Essay: Vida Opoku’s journey from Ghanian refugee to Loyola graduate
Here I am, having graduated in May from the prestigious Loyola University in Chicago. The girl that traveled across nine countries by foot, on horses, by wooden boats with a loose-fitting life jacket before getting to the United States in 2016.
Giving up has never been an option for me in my life. Nine countries saw me pass through, and I made the journey with no relatives, friends, or money to support me. I faced homelessness, discrimination, isolation, and helplessness. I would wake up on the street facing horrible personal violence. I never thought I could survive it.
My childhood is unforgettable. I was born and raised in a small village surrounded by a large forest in Ghana, West Africa. In the village, we all knew one another and treated people as one family. We had no electricity, so our parents and grandparents would come together every night to tell a story. We played hide-and-seek in the dark until our parents came to look for us. Technology was not part of our lives.
When I came to America, I had culture shock.
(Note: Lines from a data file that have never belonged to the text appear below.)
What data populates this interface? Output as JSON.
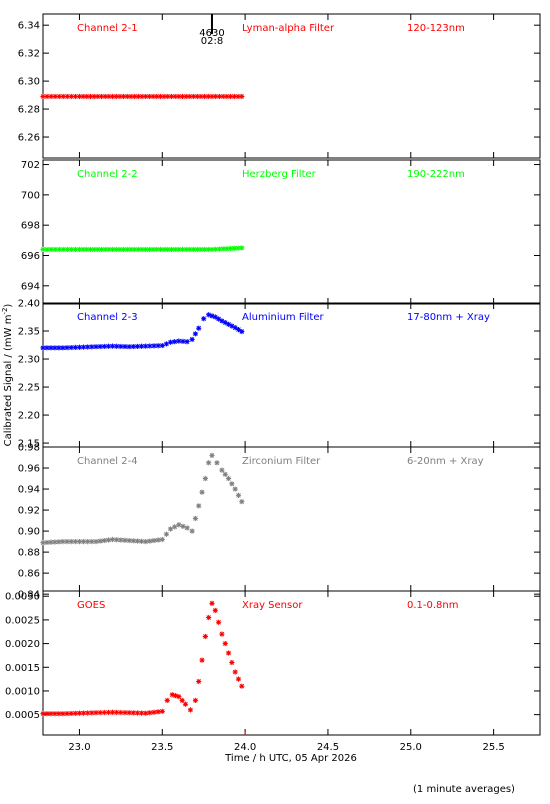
{
  "chart_data": {
    "type": "scatter",
    "ylabel": "Calibrated Signal / (mW m",
    "ylabel_sup": "-2",
    "ylabel_close": ")",
    "xlabel": "Time / h UTC, 05 Apr 2026",
    "footnote": "(1 minute averages)",
    "marker_label": {
      "top": "4630",
      "bottom": "02:8",
      "x": 23.8
    },
    "xlim": [
      22.78,
      25.78
    ],
    "xticks": [
      23.0,
      23.5,
      24.0,
      24.5,
      25.0,
      25.5
    ],
    "xtick_labels": [
      "23.0",
      "23.5",
      "24.0",
      "24.5",
      "25.0",
      "25.5"
    ],
    "panels": [
      {
        "labels": [
          "Channel 2-1",
          "Lyman-alpha Filter",
          "120-123nm"
        ],
        "color": "#ff0000",
        "ylim": [
          6.245,
          6.348
        ],
        "yticks": [
          6.26,
          6.28,
          6.3,
          6.32,
          6.34
        ],
        "ytick_labels": [
          "6.26",
          "6.28",
          "6.30",
          "6.32",
          "6.34"
        ],
        "series": {
          "x": [
            22.78,
            23.0,
            23.2,
            23.4,
            23.6,
            23.8,
            23.98
          ],
          "y": [
            6.289,
            6.289,
            6.289,
            6.289,
            6.289,
            6.289,
            6.289
          ]
        }
      },
      {
        "labels": [
          "Channel 2-2",
          "Herzberg Filter",
          "190-222nm"
        ],
        "color": "#00ff00",
        "ylim": [
          692.8,
          702.3
        ],
        "yticks": [
          694,
          696,
          698,
          700,
          702
        ],
        "ytick_labels": [
          "694",
          "696",
          "698",
          "700",
          "702"
        ],
        "series": {
          "x": [
            22.78,
            23.0,
            23.2,
            23.4,
            23.6,
            23.8,
            23.98
          ],
          "y": [
            696.4,
            696.4,
            696.4,
            696.4,
            696.4,
            696.4,
            696.5
          ]
        }
      },
      {
        "labels": [
          "Channel 2-3",
          "Aluminium Filter",
          "17-80nm + Xray"
        ],
        "color": "#0000ff",
        "ylim": [
          2.143,
          2.4
        ],
        "yticks": [
          2.15,
          2.2,
          2.25,
          2.3,
          2.35,
          2.4
        ],
        "ytick_labels": [
          "2.15",
          "2.20",
          "2.25",
          "2.30",
          "2.35",
          "2.40"
        ],
        "series": {
          "x": [
            22.78,
            22.9,
            23.0,
            23.1,
            23.2,
            23.3,
            23.4,
            23.5,
            23.55,
            23.6,
            23.65,
            23.68,
            23.72,
            23.75,
            23.78,
            23.82,
            23.86,
            23.9,
            23.94,
            23.98
          ],
          "y": [
            2.32,
            2.32,
            2.321,
            2.322,
            2.323,
            2.322,
            2.323,
            2.324,
            2.33,
            2.332,
            2.331,
            2.335,
            2.355,
            2.372,
            2.379,
            2.375,
            2.368,
            2.362,
            2.356,
            2.349
          ]
        }
      },
      {
        "labels": [
          "Channel 2-4",
          "Zirconium Filter",
          "6-20nm + Xray"
        ],
        "color": "#808080",
        "ylim": [
          0.843,
          0.98
        ],
        "yticks": [
          0.84,
          0.86,
          0.88,
          0.9,
          0.92,
          0.94,
          0.96,
          0.98
        ],
        "ytick_labels": [
          "0.84",
          "0.86",
          "0.88",
          "0.90",
          "0.92",
          "0.94",
          "0.96",
          "0.98"
        ],
        "series": {
          "x": [
            22.78,
            22.9,
            23.0,
            23.1,
            23.2,
            23.3,
            23.4,
            23.5,
            23.55,
            23.6,
            23.65,
            23.68,
            23.7,
            23.72,
            23.74,
            23.76,
            23.78,
            23.8,
            23.83,
            23.86,
            23.9,
            23.94,
            23.98
          ],
          "y": [
            0.889,
            0.89,
            0.89,
            0.89,
            0.892,
            0.891,
            0.89,
            0.892,
            0.902,
            0.906,
            0.903,
            0.9,
            0.912,
            0.924,
            0.937,
            0.95,
            0.965,
            0.972,
            0.965,
            0.958,
            0.95,
            0.94,
            0.928
          ]
        }
      },
      {
        "labels": [
          "GOES",
          "Xray Sensor",
          "0.1-0.8nm"
        ],
        "color": "#ff0000",
        "ylim": [
          7e-05,
          0.00311
        ],
        "yticks": [
          0.0005,
          0.001,
          0.0015,
          0.002,
          0.0025,
          0.003
        ],
        "ytick_labels": [
          "0.0005",
          "0.0010",
          "0.0015",
          "0.0020",
          "0.0025",
          "0.0030"
        ],
        "series": {
          "x": [
            22.78,
            22.9,
            23.0,
            23.1,
            23.2,
            23.3,
            23.4,
            23.5,
            23.53,
            23.56,
            23.6,
            23.64,
            23.67,
            23.7,
            23.72,
            23.74,
            23.76,
            23.78,
            23.8,
            23.82,
            23.84,
            23.86,
            23.88,
            23.9,
            23.92,
            23.94,
            23.96,
            23.98
          ],
          "y": [
            0.00052,
            0.00052,
            0.00053,
            0.00054,
            0.00055,
            0.00054,
            0.00053,
            0.00057,
            0.0008,
            0.00092,
            0.00088,
            0.00072,
            0.0006,
            0.0008,
            0.0012,
            0.00165,
            0.00215,
            0.00255,
            0.00285,
            0.0027,
            0.00245,
            0.0022,
            0.002,
            0.0018,
            0.0016,
            0.0014,
            0.00125,
            0.0011
          ]
        }
      }
    ]
  }
}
In America, people were reading books, watching movies, using computers, exploring the world in different ways than I was used to. I started school under mango trees and used my hands to write and draw in the sand—this is how I learned to read and write. I started working on people’s farms to support my family at the age of 7.
I was forced to get married while I was a newly turned teenager, just a young girl unknowing and very naive, because of a family medical debt. Abuse resulted in a pregnancy, and I had my son a few years after. My “husband” and his wives were violent with me day after day. I was rescued by my aunt, and she helped me flee my abusive home, with no time to say goodbye to my son.
Without a visa, there was only one option she could think of: Ecuador. I arrived in a country where I did not speak the language. Emotional and distraught, a stranger suggested that I should make my way to the U.S. When I got to the U.S.–Mexico border, I was arrested, charged with illegal entry, and processed to jail. I was only 17, about to turn 18. After four months of prison, they released me.
It was then that I met Jajah Wuh, a child advocate who saw the light in me and helped enroll me in school. In Chicago I lived in many different homeless shelters while attending school with the aim of gaining my GED and going beyond high school education, reaching and dreaming for college. Sometimes, I had to move more than three times a year to the various shelter programs in Chicago. One day I found myself no longer dreaming.
After completing community college I was facing acceptance into a dream, something so far beyond my Ghanaian village and the life I knew: Loyola University. Even with everything else I had accomplished, my proudest moment was when I was accepted into Loyola. Even with this extraordinary opportunity to be a student at Loyola, I was facing many challenges.
Due to my different cultural background and unique lack of education until I arrived in the U.S., I was struggling. Despite all the challenges, I vowed never to give up on my education. I was working full-time to support myself and taking 16 credit hours or more each semester when someone introduced me to Letitia Zwickert, a Loyola University alum and the founder and CEO of MENTEE, a nonprofit organization that offers global mentorship and knowledge sharing to those marginalized around the world.
Letitia has Loyola’s spirit of giving and helping the world; I feel it deeply from her, as I do from Loyola. Along the journey, I have met many great people and leaders who have been more than friends—they have been mentors and support systems to me. In May, I graduated with a political science degree and minors in health administration and criminal justice. I dedicate this degree to each one of you who has been there to support me throughout and saw something in me that I could not see.